Ten years. Edith exhaled a long sigh of contentment at the thought. In the early years of their marriage, while Winslow studied in seminary and she struggled to work as a surgical nurse and care for their son, there were days when she had doubted if their marriage would last ten years.

She had certainly never dreamed that they would remain in one place for so long. Winslow's seminary graduation had been followed by a succession of pastoral positions— mostly small churches, many of them filled with cantankerous and impossible-to-please people who cared more for reserving their favorite pew than reaching the world with the good news about Jesus Christ. If Winslow preached on evangelism, folks squawked that they needed lessons on discipleship; if he taught on discipleship, folks griped that the lost weren't hearing the gospel. And when Winslow walked the fine line of compromise, trying to insert a portion of each topic into his messages, people complained that he preached too long.

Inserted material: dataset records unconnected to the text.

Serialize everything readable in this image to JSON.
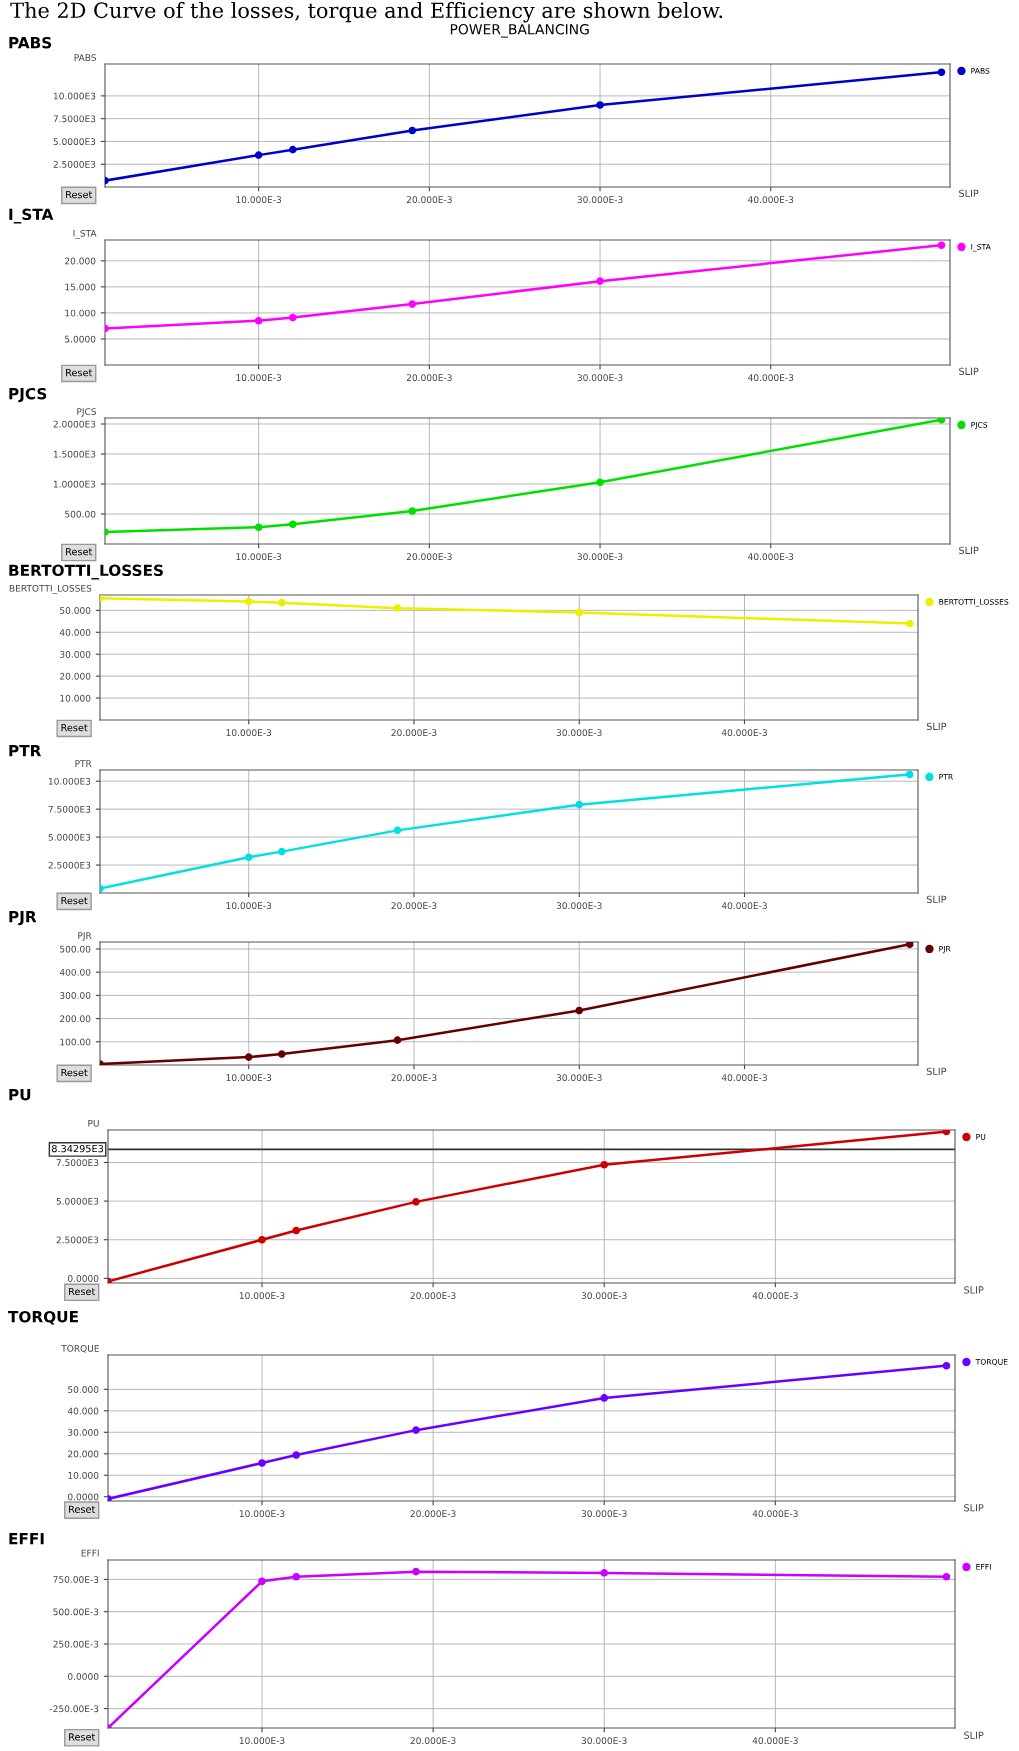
{
  "chart_data": [
    {
      "type": "line",
      "title": "PABS",
      "ylabel": "PABS",
      "xlabel": "SLIP",
      "x": [
        0.001,
        0.01,
        0.012,
        0.019,
        0.03,
        0.05
      ],
      "series": [
        {
          "name": "PABS",
          "color": "#0000cc",
          "values": [
            700,
            3500,
            4100,
            6200,
            9000,
            12600
          ]
        }
      ],
      "xlim": [
        0.001,
        0.0505
      ],
      "xticks": [
        {
          "value": 0.01,
          "label": "10.000E-3"
        },
        {
          "value": 0.02,
          "label": "20.000E-3"
        },
        {
          "value": 0.03,
          "label": "30.000E-3"
        },
        {
          "value": 0.04,
          "label": "40.000E-3"
        }
      ],
      "ylim": [
        0,
        13500
      ],
      "yticks": [
        {
          "value": 2500,
          "label": "2.5000E3"
        },
        {
          "value": 5000,
          "label": "5.0000E3"
        },
        {
          "value": 7500,
          "label": "7.5000E3"
        },
        {
          "value": 10000,
          "label": "10.000E3"
        }
      ],
      "grid": true,
      "legend": "right",
      "marker": "circle",
      "annotations": [
        "The 2D Curve of the losses, torque and Efficiency are shown below.",
        "POWER_BALANCING",
        "Reset"
      ]
    },
    {
      "type": "line",
      "title": "I_STA",
      "ylabel": "I_STA",
      "xlabel": "SLIP",
      "x": [
        0.001,
        0.01,
        0.012,
        0.019,
        0.03,
        0.05
      ],
      "series": [
        {
          "name": "I_STA",
          "color": "#ff00ff",
          "values": [
            7.0,
            8.5,
            9.1,
            11.7,
            16.1,
            23.0
          ]
        }
      ],
      "xlim": [
        0.001,
        0.0505
      ],
      "xticks": [
        {
          "value": 0.01,
          "label": "10.000E-3"
        },
        {
          "value": 0.02,
          "label": "20.000E-3"
        },
        {
          "value": 0.03,
          "label": "30.000E-3"
        },
        {
          "value": 0.04,
          "label": "40.000E-3"
        }
      ],
      "ylim": [
        0,
        24
      ],
      "yticks": [
        {
          "value": 5,
          "label": "5.0000"
        },
        {
          "value": 10,
          "label": "10.000"
        },
        {
          "value": 15,
          "label": "15.000"
        },
        {
          "value": 20,
          "label": "20.000"
        }
      ],
      "grid": true,
      "legend": "right",
      "marker": "circle",
      "annotations": [
        "Reset"
      ]
    },
    {
      "type": "line",
      "title": "PJCS",
      "ylabel": "PJCS",
      "xlabel": "SLIP",
      "x": [
        0.001,
        0.01,
        0.012,
        0.019,
        0.03,
        0.05
      ],
      "series": [
        {
          "name": "PJCS",
          "color": "#00e000",
          "values": [
            200,
            280,
            330,
            550,
            1030,
            2070
          ]
        }
      ],
      "xlim": [
        0.001,
        0.0505
      ],
      "xticks": [
        {
          "value": 0.01,
          "label": "10.000E-3"
        },
        {
          "value": 0.02,
          "label": "20.000E-3"
        },
        {
          "value": 0.03,
          "label": "30.000E-3"
        },
        {
          "value": 0.04,
          "label": "40.000E-3"
        }
      ],
      "ylim": [
        0,
        2100
      ],
      "yticks": [
        {
          "value": 500,
          "label": "500.00"
        },
        {
          "value": 1000,
          "label": "1.0000E3"
        },
        {
          "value": 1500,
          "label": "1.5000E3"
        },
        {
          "value": 2000,
          "label": "2.0000E3"
        }
      ],
      "grid": true,
      "legend": "right",
      "marker": "circle",
      "annotations": [
        "Reset"
      ]
    },
    {
      "type": "line",
      "title": "BERTOTTI_LOSSES",
      "ylabel": "BERTOTTI_LOSSES",
      "xlabel": "SLIP",
      "x": [
        0.001,
        0.01,
        0.012,
        0.019,
        0.03,
        0.05
      ],
      "series": [
        {
          "name": "BERTOTTI_LOSSES",
          "color": "#eeee00",
          "values": [
            55.5,
            54,
            53.5,
            51,
            49,
            44
          ]
        }
      ],
      "xlim": [
        0.001,
        0.0505
      ],
      "xticks": [
        {
          "value": 0.01,
          "label": "10.000E-3"
        },
        {
          "value": 0.02,
          "label": "20.000E-3"
        },
        {
          "value": 0.03,
          "label": "30.000E-3"
        },
        {
          "value": 0.04,
          "label": "40.000E-3"
        }
      ],
      "ylim": [
        0,
        57
      ],
      "yticks": [
        {
          "value": 10,
          "label": "10.000"
        },
        {
          "value": 20,
          "label": "20.000"
        },
        {
          "value": 30,
          "label": "30.000"
        },
        {
          "value": 40,
          "label": "40.000"
        },
        {
          "value": 50,
          "label": "50.000"
        }
      ],
      "grid": true,
      "legend": "right",
      "marker": "circle",
      "annotations": [
        "Reset"
      ]
    },
    {
      "type": "line",
      "title": "PTR",
      "ylabel": "PTR",
      "xlabel": "SLIP",
      "x": [
        0.001,
        0.01,
        0.012,
        0.019,
        0.03,
        0.05
      ],
      "series": [
        {
          "name": "PTR",
          "color": "#00e0e0",
          "values": [
            400,
            3200,
            3700,
            5600,
            7900,
            10600
          ]
        }
      ],
      "xlim": [
        0.001,
        0.0505
      ],
      "xticks": [
        {
          "value": 0.01,
          "label": "10.000E-3"
        },
        {
          "value": 0.02,
          "label": "20.000E-3"
        },
        {
          "value": 0.03,
          "label": "30.000E-3"
        },
        {
          "value": 0.04,
          "label": "40.000E-3"
        }
      ],
      "ylim": [
        0,
        11000
      ],
      "yticks": [
        {
          "value": 2500,
          "label": "2.5000E3"
        },
        {
          "value": 5000,
          "label": "5.0000E3"
        },
        {
          "value": 7500,
          "label": "7.5000E3"
        },
        {
          "value": 10000,
          "label": "10.000E3"
        }
      ],
      "grid": true,
      "legend": "right",
      "marker": "circle",
      "annotations": [
        "Reset"
      ]
    },
    {
      "type": "line",
      "title": "PJR",
      "ylabel": "PJR",
      "xlabel": "SLIP",
      "x": [
        0.001,
        0.01,
        0.012,
        0.019,
        0.03,
        0.05
      ],
      "series": [
        {
          "name": "PJR",
          "color": "#660000",
          "values": [
            4,
            34,
            47,
            107,
            235,
            520
          ]
        }
      ],
      "xlim": [
        0.001,
        0.0505
      ],
      "xticks": [
        {
          "value": 0.01,
          "label": "10.000E-3"
        },
        {
          "value": 0.02,
          "label": "20.000E-3"
        },
        {
          "value": 0.03,
          "label": "30.000E-3"
        },
        {
          "value": 0.04,
          "label": "40.000E-3"
        }
      ],
      "ylim": [
        0,
        530
      ],
      "yticks": [
        {
          "value": 100,
          "label": "100.00"
        },
        {
          "value": 200,
          "label": "200.00"
        },
        {
          "value": 300,
          "label": "300.00"
        },
        {
          "value": 400,
          "label": "400.00"
        },
        {
          "value": 500,
          "label": "500.00"
        }
      ],
      "grid": true,
      "legend": "right",
      "marker": "circle",
      "annotations": [
        "Reset"
      ]
    },
    {
      "type": "line",
      "title": "PU",
      "ylabel": "PU",
      "xlabel": "SLIP",
      "x": [
        0.001,
        0.01,
        0.012,
        0.019,
        0.03,
        0.05
      ],
      "series": [
        {
          "name": "PU",
          "color": "#cc0000",
          "values": [
            -200,
            2500,
            3100,
            4950,
            7350,
            9500
          ]
        }
      ],
      "xlim": [
        0.001,
        0.0505
      ],
      "xticks": [
        {
          "value": 0.01,
          "label": "10.000E-3"
        },
        {
          "value": 0.02,
          "label": "20.000E-3"
        },
        {
          "value": 0.03,
          "label": "30.000E-3"
        },
        {
          "value": 0.04,
          "label": "40.000E-3"
        }
      ],
      "ylim": [
        -300,
        9600
      ],
      "yticks": [
        {
          "value": 0,
          "label": "0.0000"
        },
        {
          "value": 2500,
          "label": "2.5000E3"
        },
        {
          "value": 5000,
          "label": "5.0000E3"
        },
        {
          "value": 7500,
          "label": "7.5000E3"
        }
      ],
      "ref_lines": [
        {
          "axis": "y",
          "value": 8342.95,
          "label": "8.34295E3",
          "color": "#333333"
        }
      ],
      "grid": true,
      "legend": "right",
      "marker": "circle",
      "annotations": [
        "Reset"
      ]
    },
    {
      "type": "line",
      "title": "TORQUE",
      "ylabel": "TORQUE",
      "xlabel": "SLIP",
      "x": [
        0.001,
        0.01,
        0.012,
        0.019,
        0.03,
        0.05
      ],
      "series": [
        {
          "name": "TORQUE",
          "color": "#6a00ff",
          "values": [
            -1,
            15.7,
            19.4,
            31,
            46,
            61
          ]
        }
      ],
      "xlim": [
        0.001,
        0.0505
      ],
      "xticks": [
        {
          "value": 0.01,
          "label": "10.000E-3"
        },
        {
          "value": 0.02,
          "label": "20.000E-3"
        },
        {
          "value": 0.03,
          "label": "30.000E-3"
        },
        {
          "value": 0.04,
          "label": "40.000E-3"
        }
      ],
      "ylim": [
        -2,
        66
      ],
      "yticks": [
        {
          "value": 0,
          "label": "0.0000"
        },
        {
          "value": 10,
          "label": "10.000"
        },
        {
          "value": 20,
          "label": "20.000"
        },
        {
          "value": 30,
          "label": "30.000"
        },
        {
          "value": 40,
          "label": "40.000"
        },
        {
          "value": 50,
          "label": "50.000"
        }
      ],
      "grid": true,
      "legend": "right",
      "marker": "circle",
      "annotations": [
        "Reset"
      ]
    },
    {
      "type": "line",
      "title": "EFFI",
      "ylabel": "EFFI",
      "xlabel": "SLIP",
      "x": [
        0.001,
        0.01,
        0.012,
        0.019,
        0.03,
        0.05
      ],
      "series": [
        {
          "name": "EFFI",
          "color": "#cc00ff",
          "values": [
            -0.4,
            0.735,
            0.77,
            0.81,
            0.8,
            0.77
          ]
        }
      ],
      "xlim": [
        0.001,
        0.0505
      ],
      "xticks": [
        {
          "value": 0.01,
          "label": "10.000E-3"
        },
        {
          "value": 0.02,
          "label": "20.000E-3"
        },
        {
          "value": 0.03,
          "label": "30.000E-3"
        },
        {
          "value": 0.04,
          "label": "40.000E-3"
        }
      ],
      "ylim": [
        -0.4,
        0.9
      ],
      "yticks": [
        {
          "value": -0.25,
          "label": "-250.00E-3"
        },
        {
          "value": 0,
          "label": "0.0000"
        },
        {
          "value": 0.25,
          "label": "250.00E-3"
        },
        {
          "value": 0.5,
          "label": "500.00E-3"
        },
        {
          "value": 0.75,
          "label": "750.00E-3"
        }
      ],
      "grid": true,
      "legend": "right",
      "marker": "circle",
      "annotations": [
        "Reset"
      ]
    }
  ]
}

She exhaled slowly, releasing the tension that always crept into her shoulders when she remembered those days. Yes, she had met beautiful Christian people who truly loved each other and the Lord, but her memories of their gentle spirits had been overwhelmed by the complainers.

The Bible college position had brought sweet relief to their marriage and family. While Winslow taught theology based on the books of the Minor Prophets, they saw their son, Francis, through high school and sent him away to college.

She smiled at the thought of their only son. Francis had never been a problem, not even at fifteen when he got it into his head that God wanted him to sell all the family possessions and give the money to the poor. She had come home from the hospital to an empty living room, then stood in astounded silence as Francis explained where—and why—the furniture had gone. “If you want to be perfect,” Francis reminded her, “Jesus said to go and sell all you have and give the money to the poor, and you will have treasure in heaven. So I gave all of our furniture to Goodwill.”